Once the corpus has been produced, you can either upload it to the Configo app (if manual Configo Insight or Core Basic services are being performed), or send it to us for further use and analysis.

Corpus Contents

Each corpus will contain the following two files:

The files are clear text files and can be inspected.

meta.json contains the metadata about the corpus generator run: when was it run, what plug-ins were used, what parameter values were set for the capture, what tasks were performed and what were their results.

data contains raw responses that Service Optimization returned to various queries, in XML format. This is typically a large file, but it can be inspected and searched if required. The most important reason for inspecting this file would be to avoid undesired data to be included in the corpus. For example, if for data protection purposes the customer wants to exclude anything that may reference any engineer names, this file can be inspected and searched in order to find out where those references are coming from and configure the corpus generator to exclude them.

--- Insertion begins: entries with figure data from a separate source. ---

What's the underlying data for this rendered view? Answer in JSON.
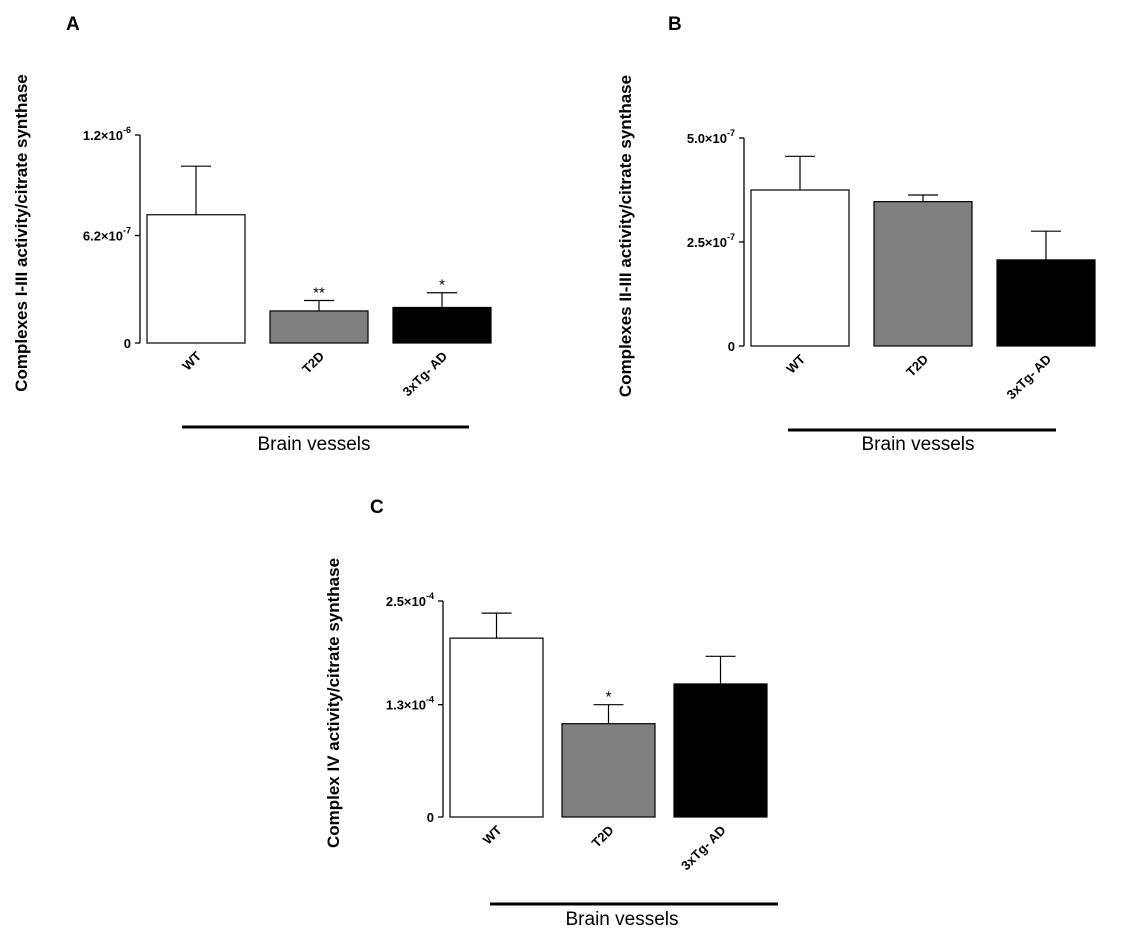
{
  "chart_data": [
    {
      "panel": "A",
      "type": "bar",
      "ylabel": "Complexes I-III activity/citrate synthase",
      "group_label": "Brain vessels",
      "categories": [
        "WT",
        "T2D",
        "3xTg- AD"
      ],
      "values": [
        7.4e-07,
        1.85e-07,
        2.05e-07
      ],
      "errors": [
        2.8e-07,
        6e-08,
        8.5e-08
      ],
      "significance": [
        "",
        "**",
        "*"
      ],
      "bar_colors": [
        "#ffffff",
        "#808080",
        "#000000"
      ],
      "ylim": [
        0,
        1.2e-06
      ],
      "ticks": [
        {
          "value": 0,
          "mantissa": "0",
          "exp": ""
        },
        {
          "value": 6.2e-07,
          "mantissa": "6.2×10",
          "exp": "-7"
        },
        {
          "value": 1.2e-06,
          "mantissa": "1.2×10",
          "exp": "-6"
        }
      ]
    },
    {
      "panel": "B",
      "type": "bar",
      "ylabel": "Complexes II-III activity/citrate synthase",
      "group_label": "Brain vessels",
      "categories": [
        "WT",
        "T2D",
        "3xTg- AD"
      ],
      "values": [
        3.75e-07,
        3.47e-07,
        2.07e-07
      ],
      "errors": [
        8.1e-08,
        1.6e-08,
        6.9e-08
      ],
      "significance": [
        "",
        "",
        ""
      ],
      "bar_colors": [
        "#ffffff",
        "#808080",
        "#000000"
      ],
      "ylim": [
        0,
        5e-07
      ],
      "ticks": [
        {
          "value": 0,
          "mantissa": "0",
          "exp": ""
        },
        {
          "value": 2.5e-07,
          "mantissa": "2.5×10",
          "exp": "-7"
        },
        {
          "value": 5e-07,
          "mantissa": "5.0×10",
          "exp": "-7"
        }
      ]
    },
    {
      "panel": "C",
      "type": "bar",
      "ylabel": "Complex IV activity/citrate synthase",
      "group_label": "Brain vessels",
      "categories": [
        "WT",
        "T2D",
        "3xTg- AD"
      ],
      "values": [
        0.000207,
        0.000108,
        0.000154
      ],
      "errors": [
        2.9e-05,
        2.2e-05,
        3.2e-05
      ],
      "significance": [
        "",
        "*",
        ""
      ],
      "bar_colors": [
        "#ffffff",
        "#808080",
        "#000000"
      ],
      "ylim": [
        0,
        0.00025
      ],
      "ticks": [
        {
          "value": 0,
          "mantissa": "0",
          "exp": ""
        },
        {
          "value": 0.00013,
          "mantissa": "1.3×10",
          "exp": "-4"
        },
        {
          "value": 0.00025,
          "mantissa": "2.5×10",
          "exp": "-4"
        }
      ]
    }
  ]
}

Corpus Capture Configuration

Xoom Corpus Generator supports rich configuration that controls what information is captures. The configuration file xcg.json included with the tool downloaded from the Configo app will look something like this:

{
  "global": {},
  "instances": {
    "*": {
      "{zanyants.com/xoom/w6/corpus-factories}include-data": true,
      "{zanyants.com/xoom/w6/corpus-factories}unconditionally-included-collections": [],
      "{zanyants.com/xoom/w6/corpus-factories}small-collection-size": 10000,
      "{zanyants.com/xoom/w6/corpus-factories}exclude-transactional-collections": true,
      "{zanyants.com/xoom/w6}scenario": "xcg",
      "{zanyants.com/xoom/w6/connection}user-name": "click-user",
      "{zanyants.com/xoom/w6/connection}domain": "",
      "{zanyants.com/xoom/w6/connection}server-uri": "https://click-host-uri/SO",
      "{zanyants.com/xoom/w6/connection/integration-services}credential-type": "Windows",
      "{zanyants.com/xoom/w6/connection/integration-services}virtual-directory": "IntegrationServices",
      "{zanyants.com/xoom/w6/connection}server-version": "8.3.0.0"
    }
  }
}

Each option has a namespace (the bit inside curly braces) which indicates its context, a name and a value. For example, the line

"{zanyants.com/xoom/w6/corpus-factories}include-data": true

specifies that option include-data in namespace zanyants.com/xoom/w6/corpus-factories has a value true.

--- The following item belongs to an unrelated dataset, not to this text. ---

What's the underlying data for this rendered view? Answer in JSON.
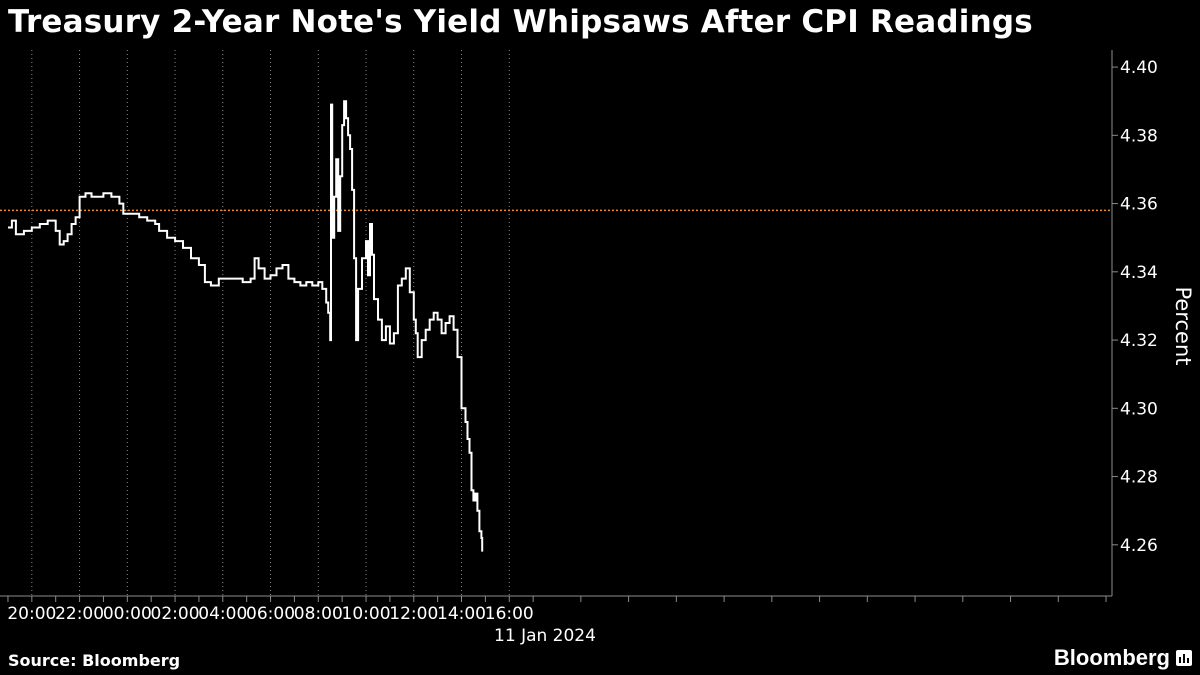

The options in the namespace zanyants.com/xoom/w6/connection and its descendant namespaces define the Click environment to which the tool will connect and the related parameters (the credentials, which virtual directory to use etc). Most of the options in this namespace are self-explanatory, so we won’t explain them further here.

The namespace zanyants.com/xoom/w6/corpus-factories is more interesting. We have the following options:

include-data: Specifies whether data (as opposed to just the schema, identity information and collection sizes) should be included in the corpus. This parameter should only be set to false in very rare circumstances where only scheme analysis is required, or when only the data for an explicit list of collections should be included (see option unconditionally-included-collections).
exclude-transactional-collections: Specifies whether the data from transactional collections (such as engineers, tasks, assignments, plans, roster allocations, forecasts and a number of other collections) should be excluded from the corpus. This value rarely needs to be modified as individual transactional collections can be included using option unconditionally-included-collections when required.
small-collection-size: Specifies the number of objects that makes the collection small. Unless explicitly included, only the data of small collections will be included in the corpus, while the data of larger collections will not be included.
unconditionally-included-collections: Specifies a list of collections that will be included regardless of the value of any other option.